The only effective way to combat muscle atrophy aboard a long-term space mission is vigorous exercise, which is particularly important for potential Mars astronauts who will live in microgravity conditions for months before having to suddenly adapt to the gravity of Mars. In one study, nine astronauts aboard the International Space Station for six months were monitored for calf and skeletal muscle loss before and after their missions along with their total exercise methods and durations (Trappe et al., 2009). The three exercise methods were cycling on stationary bikes, running on a treadmill with a harness pulling down from the waist, and lifting using elastic bands. The study concluded that there remained a substantial decrease in calf and skeletal muscle loss even after the exercise routines, with an average muscle loss of about 13% (Trappe et al., 2009). The study shows the urgency for finding better exercise methods of combatting muscle atrophy for a Mars mission.
Works Cited
Fang, Xiaohua, University of Colorado, MAVEN Science Team. “Computer Simulation of Mars’ Polar Plume.” Laboratory for Atmospheric and Space Physics at The University of Colorado Boulder. (June, 2015) [Cited 23 September 2016].
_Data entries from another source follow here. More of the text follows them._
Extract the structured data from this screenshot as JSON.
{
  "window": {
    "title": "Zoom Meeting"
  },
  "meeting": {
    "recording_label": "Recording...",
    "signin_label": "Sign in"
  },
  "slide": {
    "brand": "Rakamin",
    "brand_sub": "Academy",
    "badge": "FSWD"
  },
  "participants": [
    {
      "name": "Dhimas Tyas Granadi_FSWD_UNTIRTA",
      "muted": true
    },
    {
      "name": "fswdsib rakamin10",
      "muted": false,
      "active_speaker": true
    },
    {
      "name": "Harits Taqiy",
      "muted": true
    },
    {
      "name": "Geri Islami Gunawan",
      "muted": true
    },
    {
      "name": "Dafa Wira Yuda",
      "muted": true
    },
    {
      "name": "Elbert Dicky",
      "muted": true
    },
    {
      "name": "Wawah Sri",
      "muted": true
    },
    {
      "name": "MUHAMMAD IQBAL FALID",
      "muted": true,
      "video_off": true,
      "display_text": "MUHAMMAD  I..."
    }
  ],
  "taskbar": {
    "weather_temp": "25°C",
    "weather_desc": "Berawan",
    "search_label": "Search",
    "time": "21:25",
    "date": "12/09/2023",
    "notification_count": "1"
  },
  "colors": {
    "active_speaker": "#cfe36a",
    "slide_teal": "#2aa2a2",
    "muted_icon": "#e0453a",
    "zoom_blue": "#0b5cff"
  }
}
Bussey, Ben, Stephen J. Hoffman. “Human Mars Landing Site and Impacts on Mars Surface Operations.” National Aeronautics and Space Administration. (March, 2016) [Cited 23 September 2016].
Simone, Matthew A., Larry Toups, Scott A. Howe, et al. “Evolvable Mars Campaign Long Duration Habitation Strategies: Architectural Approaches to Enable Human Exploration Missions.” National Aeronautics and Space Administration. (August, 2015) [Cited 23 September 2016].
Chappell, Stephen P., Kara H. Beaton, Trevor Graff, et al. “Analog Testing of Operations Concepts for Integration of an Earth-Based Science Team During Human Exploration of Mars.” National Aeronautics and Space Administration. (July, 2016) [Cited 23 September 2016].
Trappe, Scott, David Costill, Philip Gallagher, et al. “Exercise in space: human skeletal muscle after 6 months aboard the International Space Station.” Journal of Applied Physiology. 106, no. 4 (April, 2009) [Cited 23 September 2016].